Regardless, the data indicate that by being explicit about the epistemic values in science and how to do the science needs to be made explicit to students. Similar to what I have been finding regarding student awareness of their academic skills being developed in their Augustana degree. The data also suggest the importance of giving students the time in class to reflect on what they are doing/learning. As Kimberly Tanner has written in her oft-cited article on student metacognition, just because students are being active in their learning doesn't mean they are actively learning. What this means is that the experience (activity) is only meaningful if students are given the opportunity and prompted to reflect on that experience. Without the reflection, students will not necessarily integrate the learning activity into their existing knowledge structure. Learning is a developmental process that takes time to synthesize our learning with our prior experiences/knowledge. What I find ironic, is that our labs in the sciences are ripe with active learning experiences, but that we so often pack the three hours of a lab with activities that students don't have time to process what they are doing leading to the accusation that science labs are just about following a recipe. This is likely true if students are simply following instructions in their lab manual without taking the time to consider why they are doing things they way they are. I think the prompting to think described in this article is a way of breaking the routine so that students are encouraged to consider what, how, and why they are doing things in the lab.

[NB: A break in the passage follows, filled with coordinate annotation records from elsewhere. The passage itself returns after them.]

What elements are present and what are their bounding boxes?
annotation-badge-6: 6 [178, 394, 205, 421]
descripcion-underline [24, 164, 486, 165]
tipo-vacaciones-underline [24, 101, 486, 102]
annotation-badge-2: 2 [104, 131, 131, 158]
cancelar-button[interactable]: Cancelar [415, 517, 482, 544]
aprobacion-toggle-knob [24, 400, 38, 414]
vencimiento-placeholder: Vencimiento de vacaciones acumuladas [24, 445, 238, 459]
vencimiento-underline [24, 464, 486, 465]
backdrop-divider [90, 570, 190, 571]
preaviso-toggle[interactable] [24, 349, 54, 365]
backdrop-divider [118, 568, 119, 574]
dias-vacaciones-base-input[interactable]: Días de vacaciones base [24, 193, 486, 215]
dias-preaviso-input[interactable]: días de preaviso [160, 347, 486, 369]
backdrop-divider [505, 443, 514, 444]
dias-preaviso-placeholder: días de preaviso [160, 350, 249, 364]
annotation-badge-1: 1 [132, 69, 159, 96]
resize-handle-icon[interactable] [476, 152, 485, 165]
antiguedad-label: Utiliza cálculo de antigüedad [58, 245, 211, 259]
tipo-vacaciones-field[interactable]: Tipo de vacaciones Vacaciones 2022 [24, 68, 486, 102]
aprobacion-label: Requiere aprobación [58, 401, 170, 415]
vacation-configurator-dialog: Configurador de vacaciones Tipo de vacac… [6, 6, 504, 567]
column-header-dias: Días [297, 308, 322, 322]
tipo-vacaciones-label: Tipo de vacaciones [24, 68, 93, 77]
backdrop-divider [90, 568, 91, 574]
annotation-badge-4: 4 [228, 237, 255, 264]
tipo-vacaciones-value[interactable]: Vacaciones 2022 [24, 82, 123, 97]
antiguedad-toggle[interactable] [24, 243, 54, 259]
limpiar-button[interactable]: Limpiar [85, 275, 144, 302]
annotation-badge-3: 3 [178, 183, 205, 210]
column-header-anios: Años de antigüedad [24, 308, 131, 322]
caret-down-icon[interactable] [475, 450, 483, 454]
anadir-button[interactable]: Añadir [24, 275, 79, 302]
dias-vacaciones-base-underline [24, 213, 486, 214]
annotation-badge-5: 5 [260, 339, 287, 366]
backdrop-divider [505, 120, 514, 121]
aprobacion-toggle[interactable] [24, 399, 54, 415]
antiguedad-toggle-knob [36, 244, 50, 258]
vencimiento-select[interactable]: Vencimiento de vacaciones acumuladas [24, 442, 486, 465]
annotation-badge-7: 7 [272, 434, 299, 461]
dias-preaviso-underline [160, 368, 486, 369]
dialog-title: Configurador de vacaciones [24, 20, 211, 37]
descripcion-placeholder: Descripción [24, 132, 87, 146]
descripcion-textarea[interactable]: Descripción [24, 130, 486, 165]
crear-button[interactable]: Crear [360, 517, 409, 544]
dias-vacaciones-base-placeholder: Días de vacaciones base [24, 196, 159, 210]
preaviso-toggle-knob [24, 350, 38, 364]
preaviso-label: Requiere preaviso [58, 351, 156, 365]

And that should produce a deeper learning experience.
Rodgers, C. (2002). Defining reflection: Another look at John Dewey and reflective thinking. Teachers College Record, 104(4), 842–866.
Fox, E., & Riconscente, M. (2008). Metacognition and self-regulation in James, Piaget, and Vygotsky. Educational Psychology Review, 20(4), 373–389.
Holmes, N., Wieman, C. E., & Bonn, D. (2015). Teaching critical thinking. Proceedings of the National Academy of Sciences, USA, 112(36), 11199–11204.